L'hobby più gettonato della
sezione G (1996/2001) era riportare nero su bianco gli strafalcioni dei
professori. A pari punti con il passatempo degli sfottò indirizzati al “Forrest
Gump” del disegno: A. A., un tempo temuto e rispettato dai suoi alunni e di colpo
diventato il compagno di banco "ideale". Quello da prendere in giro,
senza tregua.
Dopo anni di tirannia, la sua eccessiva severità
venne messa al tappeto da un gruppo di angeli vendicatori che in principio si
accanirono sull'auto del bersaglio, per poi dare libero sfogo all'indole collettiva
da Karate Kid. Un riprovevole episodio di violenza, che consegnò ai posteri un
personaggio di grande spessore ludico-didattico.
In sua presenza, l’ora di disegno
coincideva con il cazzeggio, con la ricreazione prolungata, con le interviste a
sfondo sessuale (n.b. lo studente interroga il docente, "estorcendo"
confessioni sulla propria vita privata). In quarto superiore il preside decise
di punirci, privandoci dell'ora d'aria. Il nostro idolo fu sostituito con un
vero insegnante di disegno tecnico e storia dell'arte, munito di squadre e
fogli acetati. Sprofondammo nell'abisso del 41 bis. L'anno successivo, per
intercessione divina, ci concessero la grazia. A.A. tornò tra le nostre
braccia, e fu di nuovo festa.
I perpetrati oltraggi alla
cultura, seviziata da docenti di filosofia, matematica e biologia, andarono a
comporre il corposo manoscritto: “Orrori in cattedra”. Inedito, ma sacro come
la Bibbia.
Nella top ten comparivano le
perle di saggezza di una delle più grandi filosofe contemporanee, il cui albero
genealogico sembrerebbe essere apparentato con alcuni discendenti illegittimi
di Aristotele, approdati in Magna Grecia intorno al 760 d.C. Le
dava gran filo da torcere la prof. di matematica, particolarmente apprezzata
per le sue abilità cognitive e per il “minuscolo” neo incastonato sul mento, autentico capolavoro
della natura dipinto in sopra rilievo.
Le due candidate al primo premio lottarono
stoicamente. “Come osi sfidarmi?” ruggì la peripatetica* (disambiguazione: il termine è usato in riferimento ai membri di una
delle più grandi scuole filosofiche greche; da non confondere con l’aggettivo
dispregiativo che indica le prostitute di strada) puntando il dito contro
il genio della matematica, ingaggiato dal Provveditorato agli studi per prepararci agli
esami di maturità.
“Professoressa, mi scusi, come
posso risolvere l’ultimo passaggio di questo problema?” le domandai sottovoce durante
la seconda prova d’esame. I pizzini
infilati nella cartucciera erano serviti a ben poco, e in preda alla
disperazione mi rivolsi a lei, nell’estremo tentativo di salvarmi da quella giungla
di numeri.
“C’è un teorema che potrebbe
aiutarti, ma consulta il manabile…non lo ricordo alla perfezione” mi rispose con
un sorriso intontito, pronunciando testuali parole in dialetto salentino.
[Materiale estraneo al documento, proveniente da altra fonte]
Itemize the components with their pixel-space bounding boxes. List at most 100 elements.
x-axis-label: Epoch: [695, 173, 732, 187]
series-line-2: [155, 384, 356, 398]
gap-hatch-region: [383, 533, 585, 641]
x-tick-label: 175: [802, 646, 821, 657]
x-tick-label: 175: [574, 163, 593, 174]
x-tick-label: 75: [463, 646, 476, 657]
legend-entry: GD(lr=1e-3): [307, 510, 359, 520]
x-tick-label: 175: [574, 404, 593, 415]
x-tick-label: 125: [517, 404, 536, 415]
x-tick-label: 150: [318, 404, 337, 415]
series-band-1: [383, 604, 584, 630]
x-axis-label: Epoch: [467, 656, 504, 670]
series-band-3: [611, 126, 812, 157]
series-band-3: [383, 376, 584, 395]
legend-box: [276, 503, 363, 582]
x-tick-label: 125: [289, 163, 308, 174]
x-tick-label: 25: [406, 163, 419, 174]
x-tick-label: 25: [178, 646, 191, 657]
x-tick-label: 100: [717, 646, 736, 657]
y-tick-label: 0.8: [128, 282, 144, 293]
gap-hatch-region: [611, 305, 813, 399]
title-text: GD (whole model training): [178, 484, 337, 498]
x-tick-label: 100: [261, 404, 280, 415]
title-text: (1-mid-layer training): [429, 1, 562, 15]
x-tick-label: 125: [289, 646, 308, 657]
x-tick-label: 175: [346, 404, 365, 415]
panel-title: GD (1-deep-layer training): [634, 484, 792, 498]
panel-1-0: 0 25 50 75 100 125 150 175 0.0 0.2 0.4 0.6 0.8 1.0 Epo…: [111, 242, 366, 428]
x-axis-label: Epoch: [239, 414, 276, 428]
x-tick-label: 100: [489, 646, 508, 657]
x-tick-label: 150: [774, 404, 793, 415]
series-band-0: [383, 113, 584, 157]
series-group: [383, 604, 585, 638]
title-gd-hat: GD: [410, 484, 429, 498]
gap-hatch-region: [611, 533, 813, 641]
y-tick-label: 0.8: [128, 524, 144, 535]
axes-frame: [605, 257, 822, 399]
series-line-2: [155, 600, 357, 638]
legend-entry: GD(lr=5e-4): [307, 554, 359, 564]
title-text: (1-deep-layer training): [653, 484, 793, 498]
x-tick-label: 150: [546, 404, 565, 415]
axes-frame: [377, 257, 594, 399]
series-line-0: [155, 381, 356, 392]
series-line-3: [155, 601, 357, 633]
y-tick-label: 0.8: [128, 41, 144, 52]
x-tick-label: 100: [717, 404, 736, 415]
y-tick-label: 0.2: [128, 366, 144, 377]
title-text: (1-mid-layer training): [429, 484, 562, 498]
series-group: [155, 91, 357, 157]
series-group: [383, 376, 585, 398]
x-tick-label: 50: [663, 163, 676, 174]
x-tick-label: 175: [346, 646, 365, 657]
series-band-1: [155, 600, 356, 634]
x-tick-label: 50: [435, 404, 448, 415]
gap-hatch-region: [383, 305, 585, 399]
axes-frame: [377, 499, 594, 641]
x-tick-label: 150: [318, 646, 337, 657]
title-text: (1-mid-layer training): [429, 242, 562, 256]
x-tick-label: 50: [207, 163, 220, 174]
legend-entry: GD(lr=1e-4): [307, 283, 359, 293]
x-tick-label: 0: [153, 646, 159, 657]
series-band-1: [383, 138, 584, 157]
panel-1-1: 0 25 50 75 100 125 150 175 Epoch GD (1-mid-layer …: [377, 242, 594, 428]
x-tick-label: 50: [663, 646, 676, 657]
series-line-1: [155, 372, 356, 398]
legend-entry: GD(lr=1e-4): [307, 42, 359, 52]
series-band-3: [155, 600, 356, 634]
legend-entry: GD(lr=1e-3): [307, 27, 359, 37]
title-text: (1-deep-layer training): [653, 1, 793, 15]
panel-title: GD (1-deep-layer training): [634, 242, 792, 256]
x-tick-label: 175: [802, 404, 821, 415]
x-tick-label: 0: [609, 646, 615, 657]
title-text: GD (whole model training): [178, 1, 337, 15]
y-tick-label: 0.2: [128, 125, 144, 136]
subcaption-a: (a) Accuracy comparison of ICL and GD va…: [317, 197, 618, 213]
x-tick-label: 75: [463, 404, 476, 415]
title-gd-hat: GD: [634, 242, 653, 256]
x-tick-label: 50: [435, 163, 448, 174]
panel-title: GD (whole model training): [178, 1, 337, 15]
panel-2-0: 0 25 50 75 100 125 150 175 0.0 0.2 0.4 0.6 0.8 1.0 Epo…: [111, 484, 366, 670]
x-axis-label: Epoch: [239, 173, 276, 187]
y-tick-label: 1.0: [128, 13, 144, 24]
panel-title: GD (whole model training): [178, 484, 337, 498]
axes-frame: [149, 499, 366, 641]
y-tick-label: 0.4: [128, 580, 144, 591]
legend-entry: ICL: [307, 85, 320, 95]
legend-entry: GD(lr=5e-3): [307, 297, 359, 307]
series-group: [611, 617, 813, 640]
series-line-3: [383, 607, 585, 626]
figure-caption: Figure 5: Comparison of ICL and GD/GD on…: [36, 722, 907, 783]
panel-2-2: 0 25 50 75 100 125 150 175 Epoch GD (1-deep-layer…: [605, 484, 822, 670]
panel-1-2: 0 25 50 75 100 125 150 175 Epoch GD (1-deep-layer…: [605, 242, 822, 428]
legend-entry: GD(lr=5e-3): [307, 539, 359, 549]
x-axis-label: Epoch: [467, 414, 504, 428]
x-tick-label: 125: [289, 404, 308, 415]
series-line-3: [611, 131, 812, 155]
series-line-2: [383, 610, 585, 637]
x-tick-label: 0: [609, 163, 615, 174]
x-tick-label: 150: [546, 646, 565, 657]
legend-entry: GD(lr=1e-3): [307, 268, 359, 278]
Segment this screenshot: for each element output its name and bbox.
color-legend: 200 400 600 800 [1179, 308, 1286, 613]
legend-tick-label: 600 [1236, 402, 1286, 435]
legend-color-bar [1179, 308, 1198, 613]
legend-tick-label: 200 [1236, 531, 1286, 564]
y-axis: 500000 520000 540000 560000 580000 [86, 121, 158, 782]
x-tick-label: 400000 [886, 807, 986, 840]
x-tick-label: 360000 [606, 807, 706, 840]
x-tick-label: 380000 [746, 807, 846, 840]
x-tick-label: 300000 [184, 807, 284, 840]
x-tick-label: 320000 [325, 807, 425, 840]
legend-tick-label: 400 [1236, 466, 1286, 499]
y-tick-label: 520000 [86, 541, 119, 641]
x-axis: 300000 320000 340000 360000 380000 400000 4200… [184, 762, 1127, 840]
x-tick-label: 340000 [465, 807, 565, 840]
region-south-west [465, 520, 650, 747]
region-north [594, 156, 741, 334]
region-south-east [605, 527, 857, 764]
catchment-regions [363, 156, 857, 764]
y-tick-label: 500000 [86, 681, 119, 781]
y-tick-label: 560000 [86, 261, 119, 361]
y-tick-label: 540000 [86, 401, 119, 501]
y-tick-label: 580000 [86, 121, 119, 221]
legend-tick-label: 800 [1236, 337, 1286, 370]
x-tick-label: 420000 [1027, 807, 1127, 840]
Perché? Perché l’ ho fatto? Perché ho scelto il liceo
scientifico? Me lo chiesi fino all’ultimo giorno di scuola. Odiavo la
matematica, la fisica, corredo di cifre e segni incomprensibili agli occhi di
un qualsiasi essere umano affascinato dalle parole, dalla letteratura e dal
latino. Lingua morta, ma senz’altro materia meno ostile.
Lo feci per non abbandonare un
paio di compagne delle medie, un po’ per moda, mai per convinzione. Mi trovai
in un covo di matematici in erba, la metà dei quali oggi esercita la professione di ingegnere o medico. Ecco, appunto. Io sono una scribacchina ed era facile intuire sin dalle
elementari che non avrei seguito le orme della Montalcini.